As part of the recent settlement, BLM effectively closed the loophole by agreeing to issue a national guidance stating that NEPA’s extraordinary circumstances provision applies to the Section 390 categorical exclusions. The settlement resulted from a lawsuit that questioned BLM’s use of exclusions to approve 30 drilling projects near Utah’s Nine Mile Canyon. Plaintiffs alleged that the release of corrosive dust into the air and onto neighboring rock-art panels represented an extraordinary circumstance, thereby necessitating standard environmental reviews.
Industry groups and some lawmakers, such as Senator Robert Bennett (R-UT) argue that the agreement is illegal and will bring an end to the use of all categorical exclusions in fossil fuel development. Noting that the agreement was announced on the same day as Interior’s proposal to open up additional areas for offshore drilling, Bennett summarized the concerns of the opposition, saying, “I find it outrageous and cynical that on the same day that the president is attempting to persuade Americans that he is supportive of new oil and gas development, a secret deal is announced … that will result in gutting one of the key energy streamlining provisions of the Energy Policy Act of 2005 — ironically a bipartisan legislative achievement that both he and [Interior] Secretary Salazar supported when in the Senate.”

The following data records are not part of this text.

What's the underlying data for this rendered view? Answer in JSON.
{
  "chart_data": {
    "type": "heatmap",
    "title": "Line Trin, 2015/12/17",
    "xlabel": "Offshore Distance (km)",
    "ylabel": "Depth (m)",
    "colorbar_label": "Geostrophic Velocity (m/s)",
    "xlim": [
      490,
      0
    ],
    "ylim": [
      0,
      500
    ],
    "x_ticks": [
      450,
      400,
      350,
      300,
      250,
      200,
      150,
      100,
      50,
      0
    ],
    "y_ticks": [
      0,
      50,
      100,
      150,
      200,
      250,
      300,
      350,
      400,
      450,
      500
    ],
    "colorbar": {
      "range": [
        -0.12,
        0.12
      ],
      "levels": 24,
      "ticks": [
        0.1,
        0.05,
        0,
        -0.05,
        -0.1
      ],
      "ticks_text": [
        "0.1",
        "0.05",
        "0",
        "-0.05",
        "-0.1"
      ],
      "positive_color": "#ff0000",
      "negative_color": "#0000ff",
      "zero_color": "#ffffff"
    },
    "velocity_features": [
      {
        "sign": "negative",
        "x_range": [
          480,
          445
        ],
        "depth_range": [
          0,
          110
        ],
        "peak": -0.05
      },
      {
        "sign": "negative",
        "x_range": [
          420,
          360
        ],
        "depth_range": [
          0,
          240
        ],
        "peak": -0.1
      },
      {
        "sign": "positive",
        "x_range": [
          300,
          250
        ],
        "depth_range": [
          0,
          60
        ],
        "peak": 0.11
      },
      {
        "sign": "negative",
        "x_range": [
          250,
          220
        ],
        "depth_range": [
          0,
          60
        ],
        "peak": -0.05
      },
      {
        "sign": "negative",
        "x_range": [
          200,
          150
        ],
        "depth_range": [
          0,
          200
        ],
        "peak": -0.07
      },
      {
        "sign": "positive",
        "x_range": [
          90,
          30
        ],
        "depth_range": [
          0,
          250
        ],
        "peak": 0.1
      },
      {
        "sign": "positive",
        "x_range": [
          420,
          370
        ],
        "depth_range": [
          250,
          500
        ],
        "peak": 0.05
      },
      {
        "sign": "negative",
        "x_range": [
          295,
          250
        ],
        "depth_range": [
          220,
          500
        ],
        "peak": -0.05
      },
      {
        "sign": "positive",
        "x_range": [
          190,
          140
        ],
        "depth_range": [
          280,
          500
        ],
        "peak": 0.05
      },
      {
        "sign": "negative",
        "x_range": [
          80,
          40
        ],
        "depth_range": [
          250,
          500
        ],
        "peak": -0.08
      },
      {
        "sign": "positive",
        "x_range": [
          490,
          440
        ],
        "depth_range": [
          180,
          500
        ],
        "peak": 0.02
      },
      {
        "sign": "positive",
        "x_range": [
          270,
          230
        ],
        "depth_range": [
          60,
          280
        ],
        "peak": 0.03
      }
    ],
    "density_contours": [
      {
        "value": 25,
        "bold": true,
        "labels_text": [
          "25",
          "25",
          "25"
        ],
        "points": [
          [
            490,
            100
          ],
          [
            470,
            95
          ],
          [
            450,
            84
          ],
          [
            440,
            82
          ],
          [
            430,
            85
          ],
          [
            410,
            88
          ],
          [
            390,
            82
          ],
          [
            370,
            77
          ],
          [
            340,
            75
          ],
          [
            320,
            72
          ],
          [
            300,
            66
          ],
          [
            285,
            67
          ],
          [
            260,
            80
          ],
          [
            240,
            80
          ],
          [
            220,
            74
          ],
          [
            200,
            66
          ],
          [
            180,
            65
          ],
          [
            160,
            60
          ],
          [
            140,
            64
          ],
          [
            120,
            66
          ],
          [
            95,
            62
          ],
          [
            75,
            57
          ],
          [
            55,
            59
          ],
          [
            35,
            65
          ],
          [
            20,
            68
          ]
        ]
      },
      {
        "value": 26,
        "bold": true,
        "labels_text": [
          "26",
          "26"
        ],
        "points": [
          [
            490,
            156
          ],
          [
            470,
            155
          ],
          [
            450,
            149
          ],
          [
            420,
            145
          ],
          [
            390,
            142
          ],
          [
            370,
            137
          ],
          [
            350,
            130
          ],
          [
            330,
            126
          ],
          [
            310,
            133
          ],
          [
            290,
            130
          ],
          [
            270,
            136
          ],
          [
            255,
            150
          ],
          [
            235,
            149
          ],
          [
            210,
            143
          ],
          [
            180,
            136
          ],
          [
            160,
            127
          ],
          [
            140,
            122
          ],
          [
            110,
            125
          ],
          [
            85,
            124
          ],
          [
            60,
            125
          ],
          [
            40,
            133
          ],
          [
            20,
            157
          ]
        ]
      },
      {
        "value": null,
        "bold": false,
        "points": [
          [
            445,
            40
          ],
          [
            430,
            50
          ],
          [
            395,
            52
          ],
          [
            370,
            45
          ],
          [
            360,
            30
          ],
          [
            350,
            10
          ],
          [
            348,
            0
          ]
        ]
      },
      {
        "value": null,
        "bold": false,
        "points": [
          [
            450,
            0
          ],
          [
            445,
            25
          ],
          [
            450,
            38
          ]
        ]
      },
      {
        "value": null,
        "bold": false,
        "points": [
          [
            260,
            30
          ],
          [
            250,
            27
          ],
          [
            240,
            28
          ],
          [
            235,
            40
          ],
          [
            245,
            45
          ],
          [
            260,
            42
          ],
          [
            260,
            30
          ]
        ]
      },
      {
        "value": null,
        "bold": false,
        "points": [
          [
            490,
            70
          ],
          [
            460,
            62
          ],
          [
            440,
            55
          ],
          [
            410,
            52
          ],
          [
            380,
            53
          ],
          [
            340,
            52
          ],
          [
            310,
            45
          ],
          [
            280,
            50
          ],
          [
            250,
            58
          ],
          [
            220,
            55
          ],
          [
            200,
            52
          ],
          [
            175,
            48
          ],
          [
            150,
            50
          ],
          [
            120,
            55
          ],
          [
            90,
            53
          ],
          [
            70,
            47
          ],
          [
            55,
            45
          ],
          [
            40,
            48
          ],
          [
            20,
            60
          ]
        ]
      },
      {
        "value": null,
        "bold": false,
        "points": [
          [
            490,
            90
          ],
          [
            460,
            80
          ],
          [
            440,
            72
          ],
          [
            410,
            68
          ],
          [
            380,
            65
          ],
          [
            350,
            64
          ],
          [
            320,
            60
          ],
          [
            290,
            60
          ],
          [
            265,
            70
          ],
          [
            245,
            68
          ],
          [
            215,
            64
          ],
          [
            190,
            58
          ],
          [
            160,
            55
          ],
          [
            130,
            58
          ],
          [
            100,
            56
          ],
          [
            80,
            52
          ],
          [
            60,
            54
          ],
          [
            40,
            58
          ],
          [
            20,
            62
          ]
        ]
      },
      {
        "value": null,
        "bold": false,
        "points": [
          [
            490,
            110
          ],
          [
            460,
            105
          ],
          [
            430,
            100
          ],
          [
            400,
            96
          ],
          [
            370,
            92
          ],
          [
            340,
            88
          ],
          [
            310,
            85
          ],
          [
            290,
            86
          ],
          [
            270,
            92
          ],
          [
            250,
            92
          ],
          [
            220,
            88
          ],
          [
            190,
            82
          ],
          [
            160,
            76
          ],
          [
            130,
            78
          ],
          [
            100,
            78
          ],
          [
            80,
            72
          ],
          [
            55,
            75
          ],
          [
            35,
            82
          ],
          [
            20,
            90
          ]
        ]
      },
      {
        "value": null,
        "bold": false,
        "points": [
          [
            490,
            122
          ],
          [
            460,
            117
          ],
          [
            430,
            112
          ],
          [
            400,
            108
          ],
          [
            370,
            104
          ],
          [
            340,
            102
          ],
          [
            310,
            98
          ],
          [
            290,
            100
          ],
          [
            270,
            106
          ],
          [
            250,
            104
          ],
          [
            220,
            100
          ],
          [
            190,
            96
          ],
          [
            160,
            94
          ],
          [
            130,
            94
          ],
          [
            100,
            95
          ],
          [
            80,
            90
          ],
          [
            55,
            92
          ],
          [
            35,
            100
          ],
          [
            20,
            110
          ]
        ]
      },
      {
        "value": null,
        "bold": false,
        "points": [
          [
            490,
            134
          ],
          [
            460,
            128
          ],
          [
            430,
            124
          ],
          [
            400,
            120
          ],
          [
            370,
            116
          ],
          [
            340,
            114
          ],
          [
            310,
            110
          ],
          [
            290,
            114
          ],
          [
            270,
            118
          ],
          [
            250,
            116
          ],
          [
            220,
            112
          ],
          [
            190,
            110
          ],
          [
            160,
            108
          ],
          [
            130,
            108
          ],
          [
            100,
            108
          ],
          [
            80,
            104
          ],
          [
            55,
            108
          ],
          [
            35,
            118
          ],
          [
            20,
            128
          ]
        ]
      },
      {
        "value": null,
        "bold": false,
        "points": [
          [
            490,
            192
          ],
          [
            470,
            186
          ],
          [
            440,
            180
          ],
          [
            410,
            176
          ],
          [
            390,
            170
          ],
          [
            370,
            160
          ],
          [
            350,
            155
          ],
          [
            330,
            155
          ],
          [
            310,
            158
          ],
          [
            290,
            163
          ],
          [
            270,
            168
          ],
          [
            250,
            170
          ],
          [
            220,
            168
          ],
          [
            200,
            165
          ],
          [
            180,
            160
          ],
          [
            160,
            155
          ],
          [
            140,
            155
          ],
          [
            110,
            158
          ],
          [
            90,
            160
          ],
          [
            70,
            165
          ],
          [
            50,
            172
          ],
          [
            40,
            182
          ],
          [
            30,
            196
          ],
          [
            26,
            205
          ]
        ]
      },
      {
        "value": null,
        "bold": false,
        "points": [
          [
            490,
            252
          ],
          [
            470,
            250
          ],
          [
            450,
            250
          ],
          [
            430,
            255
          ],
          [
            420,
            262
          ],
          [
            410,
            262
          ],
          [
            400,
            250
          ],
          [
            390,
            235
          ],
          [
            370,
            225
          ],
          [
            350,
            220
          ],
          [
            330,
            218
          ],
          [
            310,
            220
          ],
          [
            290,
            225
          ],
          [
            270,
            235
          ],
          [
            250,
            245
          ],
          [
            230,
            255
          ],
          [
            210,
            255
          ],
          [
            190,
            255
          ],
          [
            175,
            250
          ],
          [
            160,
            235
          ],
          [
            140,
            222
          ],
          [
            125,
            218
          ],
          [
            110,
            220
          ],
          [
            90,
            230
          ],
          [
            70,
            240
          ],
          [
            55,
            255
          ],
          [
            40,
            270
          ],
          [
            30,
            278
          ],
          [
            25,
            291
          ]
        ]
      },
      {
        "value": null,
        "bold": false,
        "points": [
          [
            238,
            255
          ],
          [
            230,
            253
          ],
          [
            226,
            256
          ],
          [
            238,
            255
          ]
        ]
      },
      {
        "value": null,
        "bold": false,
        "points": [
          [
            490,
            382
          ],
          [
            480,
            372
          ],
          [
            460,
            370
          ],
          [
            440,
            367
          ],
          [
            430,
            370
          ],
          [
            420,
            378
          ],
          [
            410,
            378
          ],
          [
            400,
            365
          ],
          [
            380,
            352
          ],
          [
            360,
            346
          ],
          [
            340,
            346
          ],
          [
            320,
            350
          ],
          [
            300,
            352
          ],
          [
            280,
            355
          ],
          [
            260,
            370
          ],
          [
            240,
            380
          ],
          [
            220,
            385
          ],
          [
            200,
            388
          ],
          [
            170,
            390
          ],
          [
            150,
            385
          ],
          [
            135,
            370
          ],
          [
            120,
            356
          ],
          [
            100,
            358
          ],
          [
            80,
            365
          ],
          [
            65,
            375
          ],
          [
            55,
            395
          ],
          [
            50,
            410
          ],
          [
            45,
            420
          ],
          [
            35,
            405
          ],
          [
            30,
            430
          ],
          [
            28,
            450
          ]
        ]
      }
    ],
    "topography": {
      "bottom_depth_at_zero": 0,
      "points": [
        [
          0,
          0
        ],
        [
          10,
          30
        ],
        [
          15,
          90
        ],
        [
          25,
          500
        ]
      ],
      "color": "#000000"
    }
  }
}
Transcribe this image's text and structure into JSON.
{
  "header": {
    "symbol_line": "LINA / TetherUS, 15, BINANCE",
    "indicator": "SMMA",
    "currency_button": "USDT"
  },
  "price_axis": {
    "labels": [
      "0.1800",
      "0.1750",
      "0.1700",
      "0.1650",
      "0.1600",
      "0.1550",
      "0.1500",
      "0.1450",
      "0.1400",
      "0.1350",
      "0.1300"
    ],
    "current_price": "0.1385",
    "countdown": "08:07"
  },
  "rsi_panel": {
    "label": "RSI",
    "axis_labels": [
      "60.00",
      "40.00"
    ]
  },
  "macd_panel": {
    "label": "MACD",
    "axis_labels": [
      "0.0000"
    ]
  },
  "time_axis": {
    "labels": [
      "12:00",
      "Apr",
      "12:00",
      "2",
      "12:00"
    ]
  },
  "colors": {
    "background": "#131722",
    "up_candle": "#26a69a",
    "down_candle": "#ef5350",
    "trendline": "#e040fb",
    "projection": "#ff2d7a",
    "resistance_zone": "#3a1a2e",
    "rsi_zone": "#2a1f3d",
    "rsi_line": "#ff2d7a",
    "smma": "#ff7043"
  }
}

Ecological Society of America (ESA) President Mary Power provided an ecological perspective on the Council on Environmental Quality’s (CEQ) proposed revisions to the nation’s water planning guidelines (www.whitehouse.gov/administration/eop/ceq/initiatives/PandG). Power praised CEQ for proposing that federal agencies account for ecosystem services and also for the inclusion of watershed and ecosystem based approaches. Power expressed concern that the guidelines’ stated intent to “protect and restore natural ecosystems and the environment while encouraging sustainable economic development” could result in the continued degradation of the nation’s freshwater ecosystems if read to imply that in certain cases short-term economic development would still take priority over long-term sustainability. Said Power: “Water delivery systems and other development projects are engineered with life spans and management guidelines of decades to, at most, a century. In contrast, freshwater ecosystems and the aquifers and watersheds that support them have evolved over many millennia and their sustainability must be considered from a long-term perspective. We have left behind the era in which we can divert more water for economic development without carefully considering whether we are tapping or over-tapping supplies needed to sustain resilient social-ecological systems over the long term.” ESA’s letter is available online at: www.esa.org/pao/policyStatements/Letters/water%20principles%20letter.pdf
The Administration sent the new draft Principles and Guidelines to both the Federal Register for public comment and, in accordance with the Water Resources Development Act of 2007, to the National Academy of Sciences (NAS) for its review. The NAS review is expected to be completed by November 2010.